Columnista:
Julián Bernal Ospina
Cuánta desilusión sentimos al descubrir que el pan tajado del desayuno cayó justo por el lado de la mantequilla: no solo resta comérselo sucio, sino también la empresa casi inacabable de limpiar el piso o de lavar el trapo con que se limpió. Sería peor que ese cuadrado blando y espumoso, tal vez el alimento más noble que exista —aunque indispensable para ciertos platos, realza el sabor de los productos que acompaña–, por una extravagancia de los mundos paralelos, por un resquicio que no logre dominar la gravedad y sus leyes, cayera parado. Sin embargo, es menester decir que sería peor no tener ni pan ni mantequilla.
Tendríamos noticia nacional con la historia del pan que cayó parado. No estaría de más imaginar a ciertos presentadores deslumbrados en su idolatría hablar del «pan divino» o del «pan de la virgen» solo por el vicioso rating; sin tener en cuenta que esos nombres pudieran suscitar celestiales comentarios de doble sentido. Y que se produjeran millones y millones de réplicas para ser observadas en vitrinas despampanantes por miles y miles de seres hambrientos. El pan divino solo podría ser ingerido por quienes poseyeran en su cuerpo ácidos gástricos benditos capaces de digerir sus componentes: tal vez solo los deiformes gobernantes provenientes de dinastías faraónicas.
Estamos hoy en día tan determinados por el absurdo que esta historia del pan que cayó parado es una bicoca comparada con esta otra, simple e indignante: en Colombia solo comen con sus estómagos mortales dos veces al día –así sean panes que caen acostados– el equivalente a las cinco ciudades más grandes del país: la suma sin hambre –esta sí– de la población de Bogotá, Medellín, Cali, Barranquilla y Cartagena. El verdadero misterio radica entonces en la pregunta de por qué en cada hogar colombiano no hay, por lo menos, un noble pedazo de pan en la despensa con el cual hacer tan solo un sánduche de aire.
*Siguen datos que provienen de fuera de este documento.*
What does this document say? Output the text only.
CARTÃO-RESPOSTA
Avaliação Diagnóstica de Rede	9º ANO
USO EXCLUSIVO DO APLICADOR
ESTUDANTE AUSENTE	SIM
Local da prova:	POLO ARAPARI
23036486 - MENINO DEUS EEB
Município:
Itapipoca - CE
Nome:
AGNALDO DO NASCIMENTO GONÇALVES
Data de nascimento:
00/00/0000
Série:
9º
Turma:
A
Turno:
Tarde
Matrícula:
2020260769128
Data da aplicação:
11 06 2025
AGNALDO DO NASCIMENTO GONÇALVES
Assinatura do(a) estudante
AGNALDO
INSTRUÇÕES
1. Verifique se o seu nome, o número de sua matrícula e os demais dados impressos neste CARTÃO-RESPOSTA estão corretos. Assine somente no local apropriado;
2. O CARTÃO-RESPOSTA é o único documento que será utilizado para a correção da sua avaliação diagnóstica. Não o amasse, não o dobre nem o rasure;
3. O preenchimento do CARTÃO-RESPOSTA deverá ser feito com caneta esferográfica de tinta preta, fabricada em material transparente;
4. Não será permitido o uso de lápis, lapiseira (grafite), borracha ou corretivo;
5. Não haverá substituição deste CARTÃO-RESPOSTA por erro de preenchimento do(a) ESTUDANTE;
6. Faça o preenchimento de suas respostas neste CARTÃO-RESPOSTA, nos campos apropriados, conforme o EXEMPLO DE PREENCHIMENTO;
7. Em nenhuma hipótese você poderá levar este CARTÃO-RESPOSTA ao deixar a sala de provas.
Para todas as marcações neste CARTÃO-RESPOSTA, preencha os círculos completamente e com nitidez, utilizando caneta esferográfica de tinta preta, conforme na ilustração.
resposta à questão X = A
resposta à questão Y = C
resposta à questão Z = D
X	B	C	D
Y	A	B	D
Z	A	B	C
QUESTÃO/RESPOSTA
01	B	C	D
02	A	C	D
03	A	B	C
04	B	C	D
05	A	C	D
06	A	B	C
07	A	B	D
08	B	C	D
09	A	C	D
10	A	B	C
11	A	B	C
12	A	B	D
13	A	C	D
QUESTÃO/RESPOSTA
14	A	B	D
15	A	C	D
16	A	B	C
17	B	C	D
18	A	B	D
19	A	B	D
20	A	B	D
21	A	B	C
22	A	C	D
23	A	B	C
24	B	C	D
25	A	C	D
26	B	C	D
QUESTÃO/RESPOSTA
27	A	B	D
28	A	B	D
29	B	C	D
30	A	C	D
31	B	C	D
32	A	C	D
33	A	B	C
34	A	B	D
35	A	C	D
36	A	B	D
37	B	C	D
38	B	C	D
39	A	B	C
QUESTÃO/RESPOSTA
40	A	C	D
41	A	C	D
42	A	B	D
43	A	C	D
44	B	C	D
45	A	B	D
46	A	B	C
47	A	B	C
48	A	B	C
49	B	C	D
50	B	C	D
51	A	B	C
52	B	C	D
Porque con esta nueva absurda reforma tributaria no sería raro que hasta gravaran el oxígeno. Que para pagar por un sánduche con salsa de nada y carne de ausencia cualquier cristiano tuviera que gastar más impuestos por la rebeldía de decir que no tiene comida en el vientre. Que el dinero recaudado el Gobierno lo destinara a la creación de innovadoras políticas públicas que apoyen la comercialización del viento. Que para comerse una tajada de pan haya que pagar impuestos por la levadura; por la harina; por el trigo; por el azúcar; por el aceite; por la sal; por los camiones en que los transportan; por las vías; por las personas que conducen, sin contar las cuantiosas tajadas que con justicia los ciudadanos deben asumir para dar de comer a los ínclitos padres de la patria.
El mayor absurdo es el hecho de que el hambre aún abunda más que los panes ordinarios. El absurdo crece cuando lo que se paga por un pan se desperdicia en mermelada. Y todavía crece más cuando el Gobierno responde ante esto de la misma manera en que se ha buscado siempre, en un círculo adictivo y sofocante, con idénticas reformas como si no se aprendiera del pasado. Mientras que en el parnaso se dice que el pan es la manifestación del tiempo, pues se nota el paso de las horas en su dureza o en la forma en que se cubre de moho, aquí pareciéramos vivir en un estancamiento: el tiempo está detenido desde hace décadas en problemas similares con semejantes soluciones, en una posición igual de estática a la del pan que cayó parado.